Chevron posted net income of $7.2 billion (Dh26.4 billion) for the quarter on revenue of $60.6 billion. That’s up from $5.1 billion on revenue of $60 billion a year ago.

It was the biggest fourth quarter profit in the company’s history. The company’s annual profit of $26.2 billion was second only to last year’s numbers.

On a per-share basis, Chevron earned $3.70. Analysts had expected the company to earn $3.06 per share, according to FactSet, but analysts had not factored in the $1.4 billion gain from Chevron’s asset exchange.

Stacey Hudson, an analyst at Raymond James, estimates the exchange was worth 72 cents per share, which would put Chevron’s adjusted earnings 8 cents below what analysts had expected but 40 cents higher than the fourth quarter of last year. Chevron’s results were also helped by the sale of the company’s fuels marketing operations in the Caribbean.

Excluding the gain from the Australian asset sale Chevron’s net income rose 14 per cent in the quarter.

Hudson described the results as “solid.” Chevron shares rose $1.35 to close at $116.50 Friday.

Chevron’s production rose to 2.67 million barrels of oil and gas per day for the quarter, up just slightly from a year ago but up substantially from the 2.5 million the company produced in the third quarter of last year. For the year, Chevron produced an average of 2.64 million barrels per day, down from 2.67 million barrels per day in 2011.

Production has been hurt by the temporary closure of the company’s Brazilian offshore project in what is known as the Frade field. It has been closed since oil was found to be seeping from the field in November 2011 and again in March 2012.

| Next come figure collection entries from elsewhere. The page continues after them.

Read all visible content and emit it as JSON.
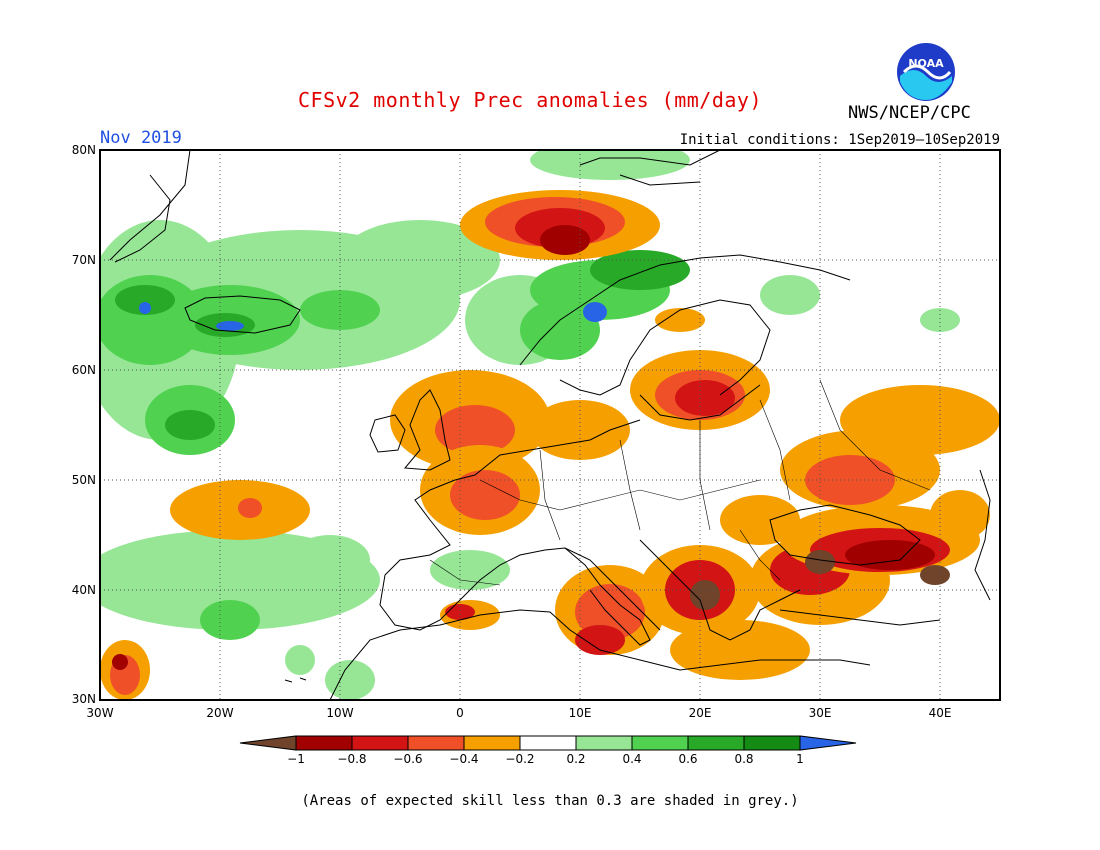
{
  "header": {
    "title": "CFSv2 monthly Prec anomalies (mm/day)",
    "month": "Nov 2019",
    "initial_conditions": "Initial conditions: 1Sep2019—10Sep2019",
    "agency": "NWS/NCEP/CPC",
    "logo_text": "NOAA"
  },
  "axes": {
    "lat_labels": [
      "80N",
      "70N",
      "60N",
      "50N",
      "40N",
      "30N"
    ],
    "lon_labels": [
      "30W",
      "20W",
      "10W",
      "0",
      "10E",
      "20E",
      "30E",
      "40E"
    ]
  },
  "colorbar": {
    "labels": [
      "−1",
      "−0.8",
      "−0.6",
      "−0.4",
      "−0.2",
      "0.2",
      "0.4",
      "0.6",
      "0.8",
      "1"
    ],
    "colors": [
      "#70442a",
      "#a00000",
      "#d21414",
      "#f05028",
      "#f5a000",
      "#ffffff",
      "#96e696",
      "#50d250",
      "#28aa28",
      "#148c14",
      "#2864e6"
    ]
  },
  "footnote": "(Areas of expected skill less than 0.3 are shaded in grey.)"
}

The company’s production of oil and other liquid hydrocarbons in the U.S. rose 3 per cent to 462,000 barrels per day in the quarter. That lagged the blistering growth of overall U.S. production which has been rising dramatically in recent years. U.S. crude production rose 14 per cent in the fourth quarter of last year to 6.85 million barrels per day, up from 5.98 million barrels per day in the same period of the previous year, according to the Energy Department.

Chevron sold oil and liquids for an average of $91 per barrel in the fourth quarter in the U.S., down from $101 per barrel during last year’s fourth quarter. Abroad, Chevron brought in $100 per barrel, down from $101 last year.

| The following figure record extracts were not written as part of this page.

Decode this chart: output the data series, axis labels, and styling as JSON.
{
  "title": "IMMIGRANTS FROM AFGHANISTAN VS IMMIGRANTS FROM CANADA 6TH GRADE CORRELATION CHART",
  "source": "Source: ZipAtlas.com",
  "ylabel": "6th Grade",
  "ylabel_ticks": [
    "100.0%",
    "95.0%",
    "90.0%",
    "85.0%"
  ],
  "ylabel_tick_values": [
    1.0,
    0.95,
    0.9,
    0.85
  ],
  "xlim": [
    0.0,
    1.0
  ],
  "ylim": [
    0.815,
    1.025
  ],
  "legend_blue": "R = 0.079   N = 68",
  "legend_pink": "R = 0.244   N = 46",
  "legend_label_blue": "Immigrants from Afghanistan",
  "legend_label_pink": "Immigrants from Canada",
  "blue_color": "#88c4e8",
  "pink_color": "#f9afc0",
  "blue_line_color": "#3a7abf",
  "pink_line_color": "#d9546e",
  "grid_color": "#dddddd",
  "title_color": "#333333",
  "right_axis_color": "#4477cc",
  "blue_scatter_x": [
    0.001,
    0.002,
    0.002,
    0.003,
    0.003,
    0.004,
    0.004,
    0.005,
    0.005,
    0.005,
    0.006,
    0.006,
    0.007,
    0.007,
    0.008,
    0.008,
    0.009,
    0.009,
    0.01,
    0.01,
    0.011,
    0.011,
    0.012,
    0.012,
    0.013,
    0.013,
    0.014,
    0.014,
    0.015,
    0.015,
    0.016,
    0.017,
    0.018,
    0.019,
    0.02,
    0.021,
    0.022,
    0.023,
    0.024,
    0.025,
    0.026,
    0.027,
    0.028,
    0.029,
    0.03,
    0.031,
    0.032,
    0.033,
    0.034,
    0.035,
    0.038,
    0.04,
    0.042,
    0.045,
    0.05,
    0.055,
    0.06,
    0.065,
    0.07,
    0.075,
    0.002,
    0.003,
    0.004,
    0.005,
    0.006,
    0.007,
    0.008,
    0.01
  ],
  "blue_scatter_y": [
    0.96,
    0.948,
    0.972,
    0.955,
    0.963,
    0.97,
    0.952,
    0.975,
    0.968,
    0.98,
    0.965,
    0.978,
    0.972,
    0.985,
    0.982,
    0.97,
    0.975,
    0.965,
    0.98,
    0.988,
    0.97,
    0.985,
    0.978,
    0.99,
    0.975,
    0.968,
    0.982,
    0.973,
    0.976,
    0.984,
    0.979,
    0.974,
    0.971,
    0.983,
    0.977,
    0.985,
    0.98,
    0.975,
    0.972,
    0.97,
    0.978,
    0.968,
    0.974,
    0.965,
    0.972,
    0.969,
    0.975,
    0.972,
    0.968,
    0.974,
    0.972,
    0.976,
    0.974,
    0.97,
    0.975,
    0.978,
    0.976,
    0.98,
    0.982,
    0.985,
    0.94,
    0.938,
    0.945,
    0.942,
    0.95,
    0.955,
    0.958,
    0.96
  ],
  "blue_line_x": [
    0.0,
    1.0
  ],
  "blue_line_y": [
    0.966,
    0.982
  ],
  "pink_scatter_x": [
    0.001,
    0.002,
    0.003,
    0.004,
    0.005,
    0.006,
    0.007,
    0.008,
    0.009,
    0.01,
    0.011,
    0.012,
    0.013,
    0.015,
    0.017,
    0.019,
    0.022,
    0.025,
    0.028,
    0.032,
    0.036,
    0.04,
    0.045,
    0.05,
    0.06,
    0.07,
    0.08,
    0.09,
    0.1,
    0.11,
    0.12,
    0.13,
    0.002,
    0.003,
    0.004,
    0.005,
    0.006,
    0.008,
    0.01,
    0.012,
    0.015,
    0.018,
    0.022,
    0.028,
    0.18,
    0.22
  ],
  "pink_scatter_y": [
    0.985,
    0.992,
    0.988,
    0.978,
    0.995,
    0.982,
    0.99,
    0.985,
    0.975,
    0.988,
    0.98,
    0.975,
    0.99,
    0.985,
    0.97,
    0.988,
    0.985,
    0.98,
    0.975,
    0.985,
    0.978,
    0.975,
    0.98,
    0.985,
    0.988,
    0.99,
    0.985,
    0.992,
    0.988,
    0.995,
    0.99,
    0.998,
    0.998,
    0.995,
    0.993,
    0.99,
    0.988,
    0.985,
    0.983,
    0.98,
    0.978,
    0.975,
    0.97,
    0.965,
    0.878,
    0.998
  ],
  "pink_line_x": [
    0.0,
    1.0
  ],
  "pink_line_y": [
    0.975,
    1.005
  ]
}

Chevron’s chemicals and refining operations improved, especially in the U.S., because input costs at the plants including crude oil, natural gas and natural gas liquids fell while the prices for the refined fuels and chemicals rose. Chevron’s refinery output in the U.S. fell by 75,000 barrels per day, however, after an August fire at its Richmond, Calif. plant shut down a processing unit.

Larger rival Exxon Mobil Corp. reported a 6 per cent increase in fourth-quarter earnings to $9.95 billion.